Nonetheless, I could be wrong in this. If I hear a trumpet shout--then I will indeed look up! In surprise, to be sure, but in joy to find a knife suspended in the air.
In any case, it will get very, very dark and bad up to this point--the likes of which the world has never seen. Worse than the holocaust, worse than when giant meteors hit the earth in the past, worse than the dividing of the continents. (Mat 24:21) The sun and moon and heavenly bodies will be "shaken" from their places, and the earth will reel like a drunkard (Isa 24:20).
In the meantime, and regardless of guesses of when our Lover will come and snatch us away, there is oil to gather for a long night.

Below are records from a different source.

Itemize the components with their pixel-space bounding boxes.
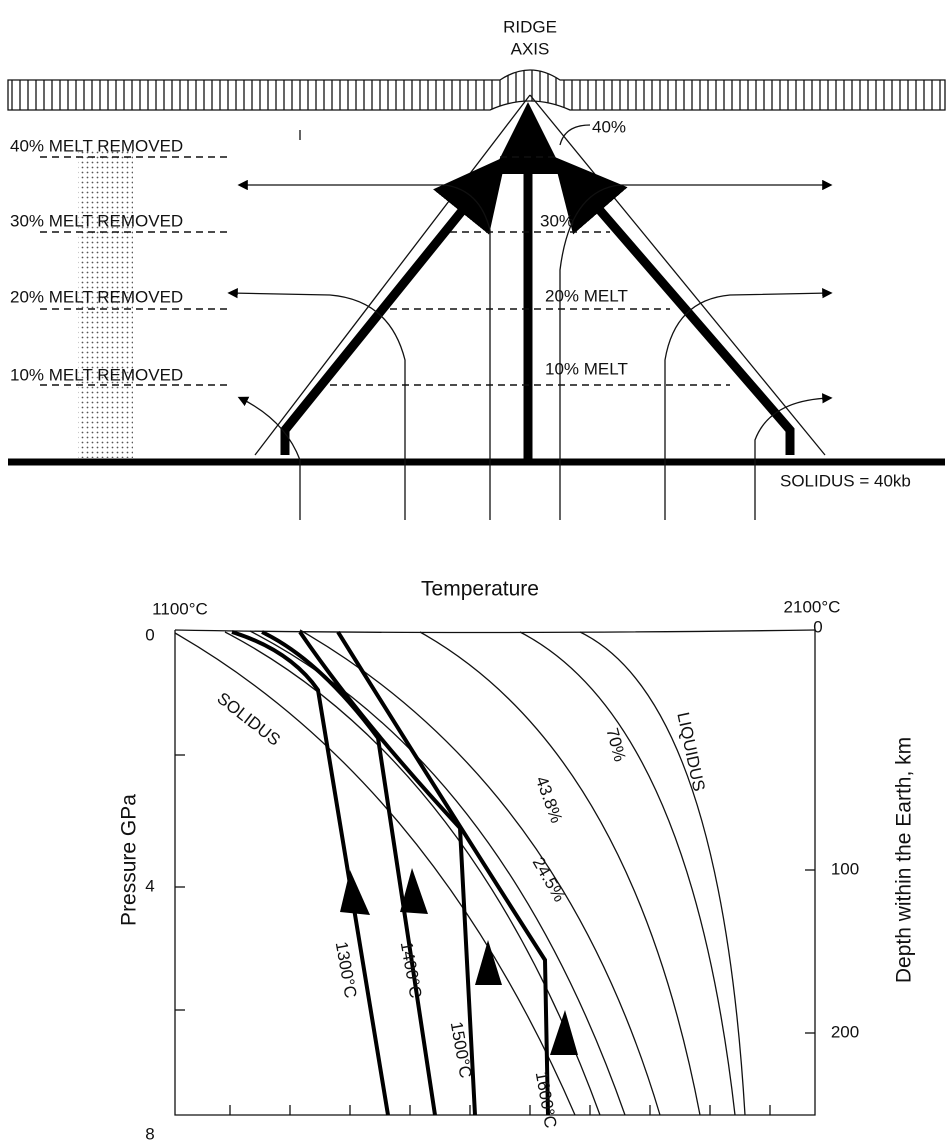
axes xyxy=(174,630,816,1116)
depth-tick: 100 xyxy=(831,859,859,878)
depth-tick: 200 xyxy=(831,1022,859,1041)
adiabats xyxy=(231,630,550,1116)
y2-axis-label: Depth within the Earth, km xyxy=(893,737,916,983)
adiabat-label: 1400°C xyxy=(397,940,426,999)
pt-diagram: Temperature 1100°C 2100°C 0 4 8 0 100 20… xyxy=(118,578,916,1144)
pressure-tick: 0 xyxy=(145,625,154,644)
curve-label: LIQUIDUS xyxy=(673,711,708,793)
melt-curves xyxy=(174,629,816,1116)
pressure-tick: 4 xyxy=(145,876,154,895)
adiabat-label: 1300°C xyxy=(332,940,361,999)
removed-label: 40% MELT REMOVED xyxy=(10,136,183,155)
removed-label: 20% MELT REMOVED xyxy=(10,287,183,306)
depth-tick: 0 xyxy=(813,617,822,636)
temp-label: 2100°C xyxy=(784,597,841,616)
melt-column xyxy=(78,150,133,458)
ticks xyxy=(175,754,815,1115)
curve-label: 43.8% xyxy=(532,774,566,826)
adiabat-label: 1600°C xyxy=(532,1070,561,1129)
removed-label: 30% MELT REMOVED xyxy=(10,211,183,230)
curve-label: SOLIDUS xyxy=(213,689,284,750)
lithosphere xyxy=(7,69,946,111)
curve-label: 70% xyxy=(602,726,629,764)
ridge-label: AXIS xyxy=(511,39,550,58)
curve-label: 24.5% xyxy=(529,854,570,905)
ridge-label: RIDGE xyxy=(503,17,557,36)
flow-arrow xyxy=(280,155,507,455)
melt-label: 40% xyxy=(592,117,626,136)
adiabat-arrows xyxy=(340,868,578,1055)
removed-label: 10% MELT REMOVED xyxy=(10,365,183,384)
triangle-edge xyxy=(529,94,826,456)
ridge-diagram: RIDGE AXIS 40% MELT REMOVED 30% MELT REM… xyxy=(7,17,946,520)
y-axis-label: Pressure GPa xyxy=(118,794,141,926)
melt-label: 30% xyxy=(540,211,574,230)
melt-label: 10% MELT xyxy=(545,359,628,378)
temp-label: 1100°C xyxy=(152,599,208,618)
flow-arrow xyxy=(553,156,795,455)
title: Temperature xyxy=(421,578,539,601)
triangle-edge xyxy=(254,94,531,456)
pressure-tick: 8 xyxy=(145,1124,154,1143)
dashed-levels xyxy=(40,156,730,386)
melt-label: 20% MELT xyxy=(545,286,628,305)
streamlines xyxy=(227,124,833,520)
solidus-label: SOLIDUS = 40kb xyxy=(780,471,911,490)
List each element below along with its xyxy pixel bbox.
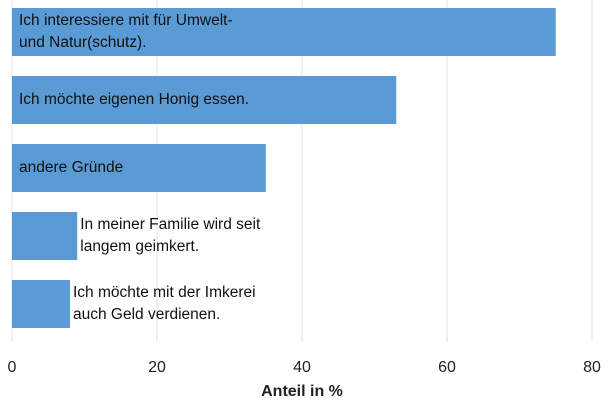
x-tick-label: 20	[148, 359, 166, 376]
category-label: Ich interessiere mit für Umwelt- und Nat…	[19, 12, 233, 51]
category-label: In meiner Familie wird seit langem geimk…	[80, 216, 261, 255]
category-label: andere Gründe	[19, 159, 124, 176]
category-label: Ich möchte mit der Imkerei auch Geld ver…	[73, 284, 256, 323]
x-tick-label: 40	[293, 359, 311, 376]
x-tick-label: 60	[438, 359, 456, 376]
bar	[12, 8, 556, 56]
x-tick-label: 0	[8, 359, 17, 376]
x-axis-title: Anteil in %	[261, 383, 343, 400]
bar	[12, 76, 397, 124]
category-label: Ich möchte eigenen Honig essen.	[19, 91, 250, 108]
bar	[12, 212, 78, 260]
bar	[12, 144, 266, 192]
x-tick-label: 80	[583, 359, 601, 376]
bar	[12, 280, 70, 328]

Preparation should thus be our emphasis: 1) for our Lord and 2) against deception of any type. And one deception is to get all caught up in charts and graphs and such and forget that he is coming for an intimate union with us--his bride! Let us prepare ourselves for our wedding night and dinner, and not get caught up in trivia.
Zeph 2:3 (NIV) Seek the Lord, all you humble of the land, you who do what he commands. Seek righteousness, seek humility; perhaps you will be sheltered on the day of the Lord's anger.